Global Indonesia - BOJONEGORO - Pemerintah Kabupaten Bojonegoro melalui Dinas Kebudayaan dan Pariwisata Kabupaten Bojonegoro menggelar kegiatan “Atraksi Wisata” pada 22 dan 24 Maret 2026. Agenda ini akan dipusatkan di sejumlah destinasi wisata unggulan dengan menampilkan kesenian tradisional khas Bojonegoro dan sekitarnya.
Informasi yang tertera dalam materi publikasi resmi menyebutkan, kegiatan akan dimulai pukul 09.00 WIB hingga selesai. Pada 22 Maret 2026, rangkaian pertunjukan digelar di beberapa lokasi, Dander Waterpark – Jaranan (Rego Mudo Satryo), Growgoland – Barongsai (Ayem)
Galeri Bengawan, Reog (Cipto Budoyo)
Kayangan Api – Campursari (Kangen Budoyo), Babo – Jaranan (Putro Sendang Agung), Agro Belimbing – Jaranan (New Puji Anggoro)
Sementara pada 24 Maret 2026, pertunjukan Reog Singo Manunggal dijadwalkan kembali digelar di Dander Waterpark.

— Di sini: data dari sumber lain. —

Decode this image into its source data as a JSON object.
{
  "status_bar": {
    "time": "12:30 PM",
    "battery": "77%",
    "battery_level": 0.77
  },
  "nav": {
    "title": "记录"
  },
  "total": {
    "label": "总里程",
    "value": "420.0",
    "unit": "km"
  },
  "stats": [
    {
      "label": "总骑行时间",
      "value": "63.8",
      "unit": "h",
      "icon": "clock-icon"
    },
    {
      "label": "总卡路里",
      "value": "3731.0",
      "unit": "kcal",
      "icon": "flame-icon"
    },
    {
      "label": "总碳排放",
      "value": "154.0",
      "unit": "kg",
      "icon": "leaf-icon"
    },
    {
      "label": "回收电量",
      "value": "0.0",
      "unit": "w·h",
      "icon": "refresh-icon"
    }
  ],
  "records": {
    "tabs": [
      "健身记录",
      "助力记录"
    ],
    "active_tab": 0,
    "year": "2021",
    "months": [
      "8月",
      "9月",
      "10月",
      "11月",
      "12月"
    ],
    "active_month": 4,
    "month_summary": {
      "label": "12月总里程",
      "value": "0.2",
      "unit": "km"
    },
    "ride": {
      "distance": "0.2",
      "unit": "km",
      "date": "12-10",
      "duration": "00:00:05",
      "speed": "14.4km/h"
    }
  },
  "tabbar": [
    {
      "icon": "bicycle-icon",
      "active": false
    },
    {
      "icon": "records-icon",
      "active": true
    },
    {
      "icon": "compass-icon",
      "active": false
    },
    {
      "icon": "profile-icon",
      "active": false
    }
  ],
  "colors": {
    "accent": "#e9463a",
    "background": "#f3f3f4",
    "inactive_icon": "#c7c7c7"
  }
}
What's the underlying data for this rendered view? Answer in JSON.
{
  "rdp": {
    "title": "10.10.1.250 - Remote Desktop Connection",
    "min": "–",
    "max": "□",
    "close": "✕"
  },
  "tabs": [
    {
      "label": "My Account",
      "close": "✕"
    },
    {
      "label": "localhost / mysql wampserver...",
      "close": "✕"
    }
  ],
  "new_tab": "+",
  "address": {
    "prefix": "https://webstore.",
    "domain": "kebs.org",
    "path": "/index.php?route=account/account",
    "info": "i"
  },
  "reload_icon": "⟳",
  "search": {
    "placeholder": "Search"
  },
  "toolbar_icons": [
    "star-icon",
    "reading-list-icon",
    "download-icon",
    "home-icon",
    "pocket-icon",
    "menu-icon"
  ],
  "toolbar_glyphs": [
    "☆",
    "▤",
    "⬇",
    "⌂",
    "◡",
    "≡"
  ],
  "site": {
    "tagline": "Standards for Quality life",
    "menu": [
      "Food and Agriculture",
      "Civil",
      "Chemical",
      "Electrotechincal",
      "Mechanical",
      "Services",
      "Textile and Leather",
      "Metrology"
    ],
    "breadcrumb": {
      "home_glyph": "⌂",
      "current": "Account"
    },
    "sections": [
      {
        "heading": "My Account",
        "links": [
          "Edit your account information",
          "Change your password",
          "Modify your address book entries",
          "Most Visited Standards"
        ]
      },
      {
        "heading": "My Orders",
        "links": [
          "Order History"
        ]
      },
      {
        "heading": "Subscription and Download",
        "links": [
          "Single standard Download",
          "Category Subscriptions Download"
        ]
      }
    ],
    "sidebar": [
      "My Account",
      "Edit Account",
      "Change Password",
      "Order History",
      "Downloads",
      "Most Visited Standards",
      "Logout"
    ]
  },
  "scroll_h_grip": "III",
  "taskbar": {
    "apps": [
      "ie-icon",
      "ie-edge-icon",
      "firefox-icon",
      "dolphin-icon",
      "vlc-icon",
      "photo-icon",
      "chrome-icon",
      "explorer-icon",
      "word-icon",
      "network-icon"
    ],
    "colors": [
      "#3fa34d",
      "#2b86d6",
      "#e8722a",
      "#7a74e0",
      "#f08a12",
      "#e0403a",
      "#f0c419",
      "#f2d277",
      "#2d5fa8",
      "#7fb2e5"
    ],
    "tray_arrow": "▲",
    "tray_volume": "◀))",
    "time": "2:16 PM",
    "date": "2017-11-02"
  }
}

Kegiatan ini juga menampilkan dukungan visual dan simbolik dari Bupati Bojonegoro Setyo Wahono dan Wakil Bupati Nurul Azizah dalam materi promosi resmi, sebagai bentuk komitmen pemerintah daerah dalam mendukung pengembangan sektor pariwisata dan pelestarian budaya lokal.
Secara terpisah, pihak Disbudpar Bojonegoro menyampaikan bahwa atraksi wisata ini merupakan bagian dari upaya menggerakkan kunjungan wisatawan sekaligus memberikan ruang bagi pelaku seni tradisional untuk tampil di destinasi wisata daerah. Momentum akhir pekan dan suasana bulan Maret diharapkan mampu menarik masyarakat lokal maupun pengunjung dari luar daerah.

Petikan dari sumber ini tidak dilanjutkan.